『不废话』之大模型训练并行策略

最新推荐文章于 2025-04-05 00:41:05 发布

X探员

最新推荐文章于 2025-04-05 00:41:05 发布

阅读量272

点赞数 5

文章标签：人工智能

本文链接：https://blog.youkuaiyun.com/o0402/article/details/146941360

版权

想象一下，当前最先进的语言模型包含数百亿、数千亿个参数。这些模型实在是太大了，无法在单个GPU上训练，必须分布在多个GPU甚至多个计算节点上。目前学术界提出了一下3种并行策略：

数据并行(DP)：将训练数据分成小批次分配给不同GPU，每个GPU拥有完整模型的副本
张量并行(TP)：将单个计算操作分散到多个GPU上
流水线并行(PP)：将模型的不同层分配到不同GPU上

此外，还可以使用ZeRO（零冗余优化器）技术来优化GPU内存使用。

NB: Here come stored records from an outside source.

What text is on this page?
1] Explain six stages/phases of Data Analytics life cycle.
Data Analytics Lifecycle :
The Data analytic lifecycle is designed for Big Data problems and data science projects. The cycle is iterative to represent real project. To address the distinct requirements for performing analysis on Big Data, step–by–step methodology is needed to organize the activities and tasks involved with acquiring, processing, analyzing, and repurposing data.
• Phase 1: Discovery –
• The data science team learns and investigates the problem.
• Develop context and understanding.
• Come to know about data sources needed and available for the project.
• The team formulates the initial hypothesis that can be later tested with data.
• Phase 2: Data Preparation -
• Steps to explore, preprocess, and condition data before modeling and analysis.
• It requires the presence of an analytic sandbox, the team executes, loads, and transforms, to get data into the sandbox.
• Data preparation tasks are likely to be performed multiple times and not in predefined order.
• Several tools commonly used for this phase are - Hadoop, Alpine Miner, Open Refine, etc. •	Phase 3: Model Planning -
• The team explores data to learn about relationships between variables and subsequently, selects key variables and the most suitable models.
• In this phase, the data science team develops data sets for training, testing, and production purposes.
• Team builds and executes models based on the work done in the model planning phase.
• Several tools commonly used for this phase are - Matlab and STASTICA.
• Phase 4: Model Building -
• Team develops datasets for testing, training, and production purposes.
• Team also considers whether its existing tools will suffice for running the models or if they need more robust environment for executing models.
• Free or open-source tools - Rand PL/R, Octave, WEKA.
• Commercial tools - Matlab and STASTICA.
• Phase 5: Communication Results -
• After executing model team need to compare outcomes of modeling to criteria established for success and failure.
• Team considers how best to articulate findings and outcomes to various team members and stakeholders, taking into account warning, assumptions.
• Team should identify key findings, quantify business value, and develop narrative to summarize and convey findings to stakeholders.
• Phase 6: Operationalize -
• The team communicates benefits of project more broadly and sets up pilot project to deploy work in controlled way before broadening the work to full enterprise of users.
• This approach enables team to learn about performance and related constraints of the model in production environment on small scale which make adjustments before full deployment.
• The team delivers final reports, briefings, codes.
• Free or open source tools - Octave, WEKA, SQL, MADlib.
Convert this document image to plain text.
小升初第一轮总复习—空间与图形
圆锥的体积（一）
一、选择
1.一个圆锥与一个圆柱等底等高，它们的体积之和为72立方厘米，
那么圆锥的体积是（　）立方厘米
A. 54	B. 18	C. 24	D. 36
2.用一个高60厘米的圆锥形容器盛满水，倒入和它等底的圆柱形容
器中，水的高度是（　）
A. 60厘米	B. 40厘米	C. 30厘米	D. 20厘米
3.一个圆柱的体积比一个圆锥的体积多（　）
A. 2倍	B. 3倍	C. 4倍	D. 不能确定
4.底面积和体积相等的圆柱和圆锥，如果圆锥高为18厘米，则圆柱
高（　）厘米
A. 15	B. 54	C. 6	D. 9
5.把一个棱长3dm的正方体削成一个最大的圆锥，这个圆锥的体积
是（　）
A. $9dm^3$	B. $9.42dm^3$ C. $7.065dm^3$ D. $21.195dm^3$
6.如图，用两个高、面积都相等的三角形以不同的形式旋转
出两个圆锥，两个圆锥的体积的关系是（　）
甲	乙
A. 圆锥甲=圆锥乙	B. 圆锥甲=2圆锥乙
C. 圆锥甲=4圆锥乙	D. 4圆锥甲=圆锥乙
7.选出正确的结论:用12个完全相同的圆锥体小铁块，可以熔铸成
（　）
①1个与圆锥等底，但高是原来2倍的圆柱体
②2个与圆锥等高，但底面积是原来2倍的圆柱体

工业界通常都是将3者结合起来一起用，也就是3D并行：

图片来源于：[2409.02423] Accelerating Large Language Model Training with Hybrid GPU-based Compression

对于一般企业就只是拿小基模微调的话，其实用不到所有的技术。

工业界小公司Pytorch中的并行化实践

数据并行（DP）

import torch.nn as nn

model = nn.Linear(100, 10)

# Automatically split your data across available GPUs
model = nn.DataParallel(model)
model = model.cuda()

分布式数据并行（Distributed Data Parallel, DDP）

import torch.distributed as dist
from torch.nn.parallel import DistributedDataParallel as DDP

# Initialize the distributed environment
# Make sure you set up your environment variables correctly
dist.init_process_group(backend='nccl')
model = nn.Linear(100, 10).cuda()
model = DDP(model)

完全分片的数据并行（Fully Sharded Data Parallel，FSDP）

# Based on: https://github.com/pytorch/examples/blob/master/mnist/main.py
import os
import argparse
import functools
import torch
import torch.nn as nn
import torch.nn.functional as F
import torch.optim as optim
from torchvision import datasets, transforms


from torch.optim.lr_scheduler import StepLR

import torch.distributed as dist
import torch.multiprocessing as mp
from torch.nn.parallel import DistributedDataParallel as DDP
from torch.utils.data.distributed import DistributedSampler
from torch.distributed.fsdp import FullyShardedDataParallel as FSDP
from torch.distributed.fsdp.fully_sharded_data_parallel import (
    CPUOffload,
    BackwardPrefetch,
)
from torch.distributed.fsdp.wrap import (
    size_based_auto_wrap_policy,
    enable_wrap,
    wrap,
)

节选自：Getting Started with Fully Sharded Data Parallel(FSDP)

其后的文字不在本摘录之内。